Punk has cracked the Big Four-Oh but “Spurts!” delves back further by including cuts by the Velvets, the MC5, the Groovies, the Dolls and the Stooges. It doesn’t limit itself to “punk” (whatever that is) either with the inclusions of Generation X, The Rezillos, the Dictators, the Ramones, News, The Birthday Party, Buzzcocks, Stiff Little Fingers, Radio Birdman, The Saints, The Germs and so on.
It also spans music by what’s loosely termed “new wave” - Rich Kids, Tom Robinson Band, New Order - and includes the less classifiable, like Laughing Clowns, The Fall, Wire, The Flying Lizards and pel mel. It also includes a sizeable chunk of contemporary names like Hard Ons, NOFX, Pennywise, 28 Days, Eddy Current Suppression Ring, Royal Headache and (gulp) The Living End.
This collection is a stab at as broad a market as possible, coming out, as it did, as a pre-Xmas package for the kids to buy a parent (or grandparent.) As Santa’s been and gone we have to ask the question about who else but doting offspring or Auntie Edna (who usually gets her brother a gift card for his birthday) would buy ”Spurts”? It’s a rhetorical question with many answers but one is: People with taste who aren’t addicted to MP3s.
Digital music has brought us many things but there are two biggies: Crappy sound and convenience. Where you sit in judgement on the format depends how much you’re willing to balance the former with the latter. It’s all too easy to program yourself a killer soundtrack to the daily commute and carry a stash of the best music on an iPod that’s the same size as Donald Trump’s hands.

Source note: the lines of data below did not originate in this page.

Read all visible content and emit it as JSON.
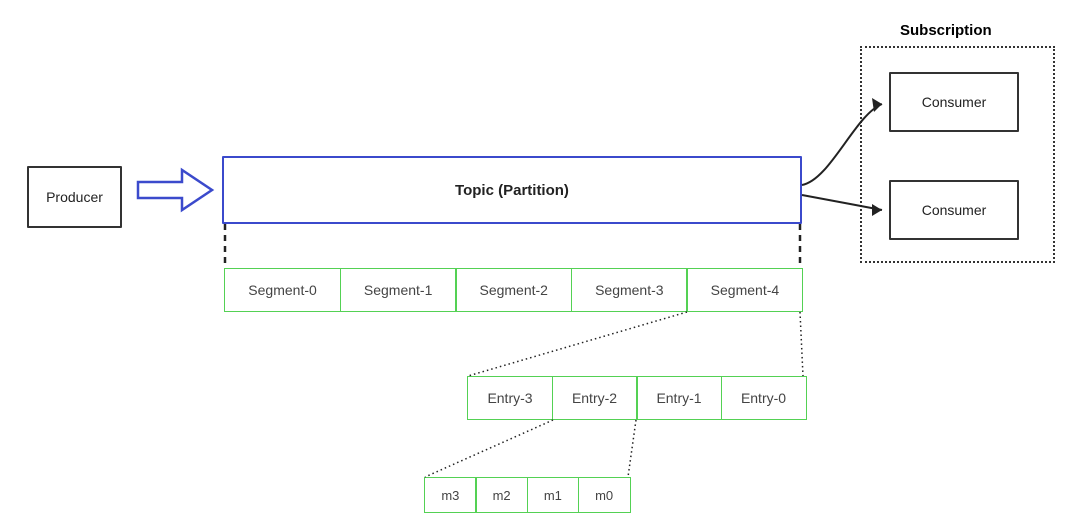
{
  "producer": {
    "label": "Producer"
  },
  "topic": {
    "label": "Topic (Partition)"
  },
  "subscription": {
    "title": "Subscription",
    "consumers": [
      {
        "label": "Consumer"
      },
      {
        "label": "Consumer"
      }
    ]
  },
  "segments": [
    {
      "label": "Segment-0"
    },
    {
      "label": "Segment-1"
    },
    {
      "label": "Segment-2"
    },
    {
      "label": "Segment-3"
    },
    {
      "label": "Segment-4"
    }
  ],
  "entries": [
    {
      "label": "Entry-3"
    },
    {
      "label": "Entry-2"
    },
    {
      "label": "Entry-1"
    },
    {
      "label": "Entry-0"
    }
  ],
  "messages": [
    {
      "label": "m3"
    },
    {
      "label": "m2"
    },
    {
      "label": "m1"
    },
    {
      "label": "m0"
    }
  ],
  "colors": {
    "blue": "#3b4acc",
    "green": "#54d154",
    "black": "#333"
  }
}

But what if you’re not on the commute, you don’t want those little speakers embedded in your lug-holes and you just want to kick back and blast raw punk rawk in your lounge room or at your BBQ at stun volume? This sort of music isn’t high fidelity by any stretch, but it doesn’t deserve to be exclusively heard in its digitally compressed form. A CD can set it free.
People say that punk rock should never be aural wallpaper. Well, one man’s wallpaper is another man’s soundtrack. Why not play punk rock while you’re doing your tax, watching the football, cooking dinner, washing the car or (even better) driving it? Slap all four CDs into a multi-disc player and let it run on the random setting. If you have a single disc player, get off your arse and swap a new disc after 70 minutes.
(You purists might want it all on vinyl but good luck tracking down all of these for a realistic price if you don’t own them already.)
At this point I could give you a track-by-track rundown of what’s on “Spurts” and make the case for this song being included or another not deserving to make the cut. It’s pointless. Firstly, you can dig up the track listing yourself and secondly, our opinion (yours and mine) doesn’t count now anyway. Let’s say about 75 percent of this collection is killer, 15 percent tolerable and the balance dross. That’s not a bad strike rate. Your own results may vary.
“Spurts” might not equal “No Thanks!” as a collated document of classic punk because of its inclusion of contemporary names but it seems churlish to whinge. Let it blast and possibly educate the young people in your life. That's a responsibility we should all take seriously.